"Waiting..." by trying to use the solve() function with symbolic

Hi guys,

so I read similar topics regarding the problem by using the solve function and it wasn´t quite helpful. Octave is just being stuck with the output “Waiting…”.

Here is my code:

clear all; close all; clc

pkg load io dataframe symbolic

b = 1

syms a real

%Equation test:

%Equaton to solve:

eqn_TS = (a/(( 1 - a ) * (0.5/0.95 - a/2)^(0.5)))*(3.50526 - a/2)^(-0.5) == b

a_solved = solve(eqn_TS, a)

a_number = double(a_solved)

Here is the output:

image

When I´m executing the code in Matlab, then the value is approximately a_number = 0.998, which is a plausibel result.

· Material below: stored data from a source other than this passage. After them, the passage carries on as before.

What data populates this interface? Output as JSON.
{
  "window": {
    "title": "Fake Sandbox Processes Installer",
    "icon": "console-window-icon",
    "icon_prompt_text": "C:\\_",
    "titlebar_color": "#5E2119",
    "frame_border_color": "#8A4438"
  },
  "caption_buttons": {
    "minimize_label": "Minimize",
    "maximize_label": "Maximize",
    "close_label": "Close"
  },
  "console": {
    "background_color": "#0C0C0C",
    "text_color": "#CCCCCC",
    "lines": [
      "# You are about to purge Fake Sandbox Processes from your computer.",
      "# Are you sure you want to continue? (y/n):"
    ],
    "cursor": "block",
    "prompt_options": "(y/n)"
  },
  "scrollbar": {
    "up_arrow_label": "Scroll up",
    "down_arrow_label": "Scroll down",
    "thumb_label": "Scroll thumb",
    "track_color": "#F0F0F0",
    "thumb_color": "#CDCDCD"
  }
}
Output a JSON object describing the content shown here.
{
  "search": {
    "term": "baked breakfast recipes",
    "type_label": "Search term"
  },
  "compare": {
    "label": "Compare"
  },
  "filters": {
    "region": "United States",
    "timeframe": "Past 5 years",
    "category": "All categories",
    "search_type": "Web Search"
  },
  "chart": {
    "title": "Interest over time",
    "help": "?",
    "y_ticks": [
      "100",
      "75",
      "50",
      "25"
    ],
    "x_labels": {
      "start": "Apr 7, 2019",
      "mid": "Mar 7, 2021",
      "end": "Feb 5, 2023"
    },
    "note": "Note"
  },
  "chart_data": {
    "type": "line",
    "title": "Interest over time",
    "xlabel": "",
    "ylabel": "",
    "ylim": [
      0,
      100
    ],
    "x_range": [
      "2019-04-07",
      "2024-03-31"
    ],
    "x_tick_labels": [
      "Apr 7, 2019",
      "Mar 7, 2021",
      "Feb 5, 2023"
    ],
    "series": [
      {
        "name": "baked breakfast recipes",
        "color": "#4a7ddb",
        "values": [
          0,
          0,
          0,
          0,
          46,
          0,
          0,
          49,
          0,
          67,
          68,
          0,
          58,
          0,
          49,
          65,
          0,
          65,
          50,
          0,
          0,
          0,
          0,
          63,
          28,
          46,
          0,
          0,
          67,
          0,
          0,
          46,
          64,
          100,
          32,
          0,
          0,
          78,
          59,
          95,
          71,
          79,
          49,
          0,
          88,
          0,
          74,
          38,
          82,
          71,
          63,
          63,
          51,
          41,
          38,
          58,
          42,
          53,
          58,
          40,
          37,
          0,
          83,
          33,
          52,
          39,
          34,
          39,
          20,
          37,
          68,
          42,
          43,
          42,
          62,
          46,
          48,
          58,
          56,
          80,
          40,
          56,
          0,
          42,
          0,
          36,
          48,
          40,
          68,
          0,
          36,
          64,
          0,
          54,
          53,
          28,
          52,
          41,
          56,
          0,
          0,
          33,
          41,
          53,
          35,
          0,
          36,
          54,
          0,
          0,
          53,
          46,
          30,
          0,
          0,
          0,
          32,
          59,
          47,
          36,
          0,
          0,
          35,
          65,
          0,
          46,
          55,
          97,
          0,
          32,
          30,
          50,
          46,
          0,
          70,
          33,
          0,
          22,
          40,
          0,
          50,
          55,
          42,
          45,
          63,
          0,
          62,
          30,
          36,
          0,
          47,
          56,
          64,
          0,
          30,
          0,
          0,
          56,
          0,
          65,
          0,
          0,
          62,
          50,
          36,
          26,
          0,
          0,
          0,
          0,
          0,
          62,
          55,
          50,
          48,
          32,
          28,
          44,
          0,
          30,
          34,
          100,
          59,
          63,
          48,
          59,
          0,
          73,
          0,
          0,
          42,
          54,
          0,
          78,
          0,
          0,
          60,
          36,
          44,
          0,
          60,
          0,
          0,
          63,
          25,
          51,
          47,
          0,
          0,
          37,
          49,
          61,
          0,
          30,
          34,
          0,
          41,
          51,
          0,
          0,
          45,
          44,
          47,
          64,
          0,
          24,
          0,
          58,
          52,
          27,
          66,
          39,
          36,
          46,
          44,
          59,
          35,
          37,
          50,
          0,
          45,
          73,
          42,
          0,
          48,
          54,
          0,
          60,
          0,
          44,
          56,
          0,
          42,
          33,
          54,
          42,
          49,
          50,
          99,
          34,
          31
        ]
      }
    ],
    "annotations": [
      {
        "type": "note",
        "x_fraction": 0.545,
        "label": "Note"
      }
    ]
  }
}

Any ideas how can I solve this issue?

Thanks a lot in advance.

Best Regards.

It’s not clear from your post whether you want a symbolic expression for a or a numerical value. If you want a numerical value, rearrange your equation and pass it to roots or fzero or fsolve as appropriate. If you need a symbolic expression, you’re passing a floating point value which is problematic, and the “Waiting…” you see is from SymPy. You’ll have to replace the values like 0.5/0.95 and 3.50526 with other symbols like b and c, and cross-multiply to avoid a big division. You might as well square it as well if appropriate.

1 Like

Hi phys.mat

I have tested your code and I have also the same problem.

I’ve tried to solve the ecuation manually and using roots, the results are 4 roots with a
pair of complex solution.

After simplify the expresion I’ve got this equality :

-0.25x^4 - 2.5150x^3 + 6.1050x^2 - 5.6650x + 1.8250 = 0

using roots the solutions are:

r = [-0.2500  -2.5150   6.1050  -5.6650   1.8250];
roots(r)

-12.2150 + 0i
0.7580 + 0.6006i
0.7580 - 0.6006i
0.6390 + 0i

2 Likes

@arungiridhar Im trying to solve the equation for a that I defined as eqn_TS and then receive a numerical value of a. a_number supposed to be the final solution as a number. The main idea behind the script is to solve the equation without rearranging it by myself, since it is possible to make some mistakes and it is much more convenient to let the computer/octave to do the job. Replacing the values such as 0.5/0.95 and 3.50526 with symbols like a and b wont make a lot of difference… Matlab has no problems with it by the way. I`ve executed the script one more time in Matlab and have got the following output:
image

I need to solve it in Octave, because not everyone got a Matlab license in my class… I just don`t understand, why Octave has problems with the same script…

@89453728 Thanks for simplyfying the equation, but the number supposed to be real…

Any ideas what could go wrong?

@phys.mat I´m in the same situation like you. I have also a complicated equation with roots and octave has some problems to solve my equations. I´m also simplified your equation that you are trying to solve, but i´m still gettng the “waiting…” from octave.

See eqn_TS below.

clear all; close all; clc

pkg load io dataframe symbolic

syms a real

b = 1;
c = 0.5/0.95;
d = 3.50526;

eqn_TS = b^2*(c*d - c*(a/2) - (a/2)*d + a^2/4 - 2*a*c*d + c*a^2 + a^2*d - 0.5*a^3 + a^2*c*d - a^3*(c/2) - (a^3/2)*d - a^4/4) - a^2 == 0

a_solved = solve(eqn_TS, a)

Maybe we should wait and hope that someone from the development team will answer us.

By the way, I also tried your original code in Matlab and i´m receiving the same value for a_number = 0.4893 as you.

To be very clear: The “Waiting…” you’re seeing is not from Octave but from SymPy. You’re barking up the wrong tree in blaming Octave for that.

If it is practical for you to rearrange the equation and put it in a standard polynomial form, you can use roots after that. You will get all roots for the polynomial, positive, negative, and complex. You’ll have to select the appropriate one(s) based on your domain expertise. You can select only the real ones by filtering based on imag beng small or zero for instance.